What accounts for the concerns? BTIG’s Richard Greenfield articulated the view this week with a bold report (does he write any other kind?) predicting that the FCC and Justice Department will block the combination. One tipoff was Wheeler’s net neutrality announcement, which earned him cheers from open-Internet advocates and catcalls from cable and telco Internet providers. Another was the FCC’s decision to raise its threshold definition of broadband to a service that offers transmission speeds of 25 megabits per second, up from 4 mbps. That’s considered a reasonable speed to accommodate those who watch a lot of online videos. But it means that 55.3% of the country is served by just one broadband provider, and 19.4% is unserved.
“With Comcast’s scale both before and especially after the Time Warner Cable transaction, they become ‘the only way’ for a majority of Americans to receive content/programming that requires a robust broadband connection,” Greenfield says. That frightens streaming-video providers led by Netflix, especially since Comcast — which owns NBCUniversal — also is a major content provider. “Over time, the fear is that Comcast will favor its own IP-delivered video services versus third parties, similar to how it is able to offer Comcast IP-based video services as a ‘managed’ service that does not count against bandwidth caps, while third party [streaming] services that look similar count against bandwidth caps.”

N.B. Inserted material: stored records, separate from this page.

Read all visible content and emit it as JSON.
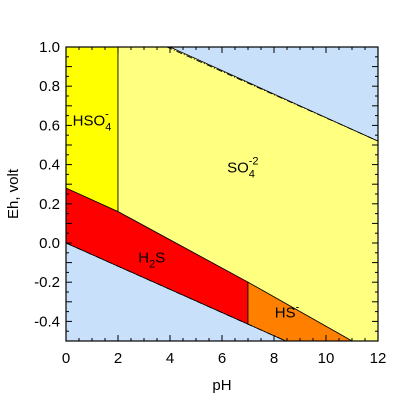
{
  "chart_data": {
    "type": "area",
    "title": "",
    "xlabel": "pH",
    "ylabel": "Eh, volt",
    "xlim": [
      0,
      12
    ],
    "ylim": [
      -0.5,
      1.0
    ],
    "x_ticks": [
      "0",
      "2",
      "4",
      "6",
      "8",
      "10",
      "12"
    ],
    "y_ticks": [
      "-0.4",
      "-0.2",
      "0.0",
      "0.2",
      "0.4",
      "0.6",
      "0.8",
      "1.0"
    ],
    "grid": false,
    "background_color": "#c9e0fb",
    "water_stability_lines": [
      {
        "name": "upper",
        "points": [
          [
            0,
            1.23
          ],
          [
            12,
            0.52
          ]
        ]
      },
      {
        "name": "lower",
        "points": [
          [
            0,
            0.0
          ],
          [
            12,
            -0.71
          ]
        ]
      }
    ],
    "regions": [
      {
        "species": "HSO4-",
        "label": {
          "base": "HSO",
          "sub": "4",
          "sup": "-"
        },
        "color": "#ffff00",
        "label_at": [
          1.0,
          0.6
        ],
        "polygon": [
          [
            0,
            1.0
          ],
          [
            2,
            1.0
          ],
          [
            2,
            0.16
          ],
          [
            0,
            0.28
          ]
        ]
      },
      {
        "species": "SO4-2",
        "label": {
          "base": "SO",
          "sub": "4",
          "sup": "-2"
        },
        "color": "#ffff80",
        "label_at": [
          6.8,
          0.36
        ],
        "polygon": [
          [
            2,
            1.0
          ],
          [
            4,
            1.0
          ],
          [
            12,
            0.52
          ],
          [
            12,
            -0.5
          ],
          [
            11.0,
            -0.5
          ],
          [
            7,
            -0.2
          ],
          [
            2,
            0.16
          ]
        ]
      },
      {
        "species": "H2S",
        "label": {
          "base": "H",
          "sub": "2",
          "after": "S"
        },
        "color": "#ff0000",
        "label_at": [
          3.3,
          -0.1
        ],
        "polygon": [
          [
            0,
            0.28
          ],
          [
            2,
            0.16
          ],
          [
            7,
            -0.2
          ],
          [
            7,
            -0.414
          ],
          [
            0,
            0.0
          ]
        ]
      },
      {
        "species": "HS-",
        "label": {
          "base": "HS",
          "sup": "-"
        },
        "color": "#ff8000",
        "label_at": [
          8.5,
          -0.38
        ],
        "polygon": [
          [
            7,
            -0.2
          ],
          [
            11.0,
            -0.5
          ],
          [
            8.45,
            -0.5
          ],
          [
            7,
            -0.414
          ]
        ]
      }
    ]
  }
}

The bottom line: “With the overlay of the populist uprising driving government policy, it is hard to imagine how regulators could approve the Comcast-Time Warner Cable transaction at this point.”
Another analyst, MoffettNathanson Research’s Craig Moffett, also took note of the market’s enthusiasm this week for Charter Communications after it reported strong Q4 results. It would become the No. 2 cable operator following a Comcast-TWC merger, the result of a deal with the cable giant to swap and acquire some of its systems. But Charter also would be next in line to buy TWC if the arrangement with Comcast collapses.
“The market may well like this result even better,” Moffett says. If the FCC and DOJ block Comcast, then “the prevailing narrative” is that “Charter will sweep in and buy TWC for a huge discount, and that they will proceed to roll up the whole industry from there.”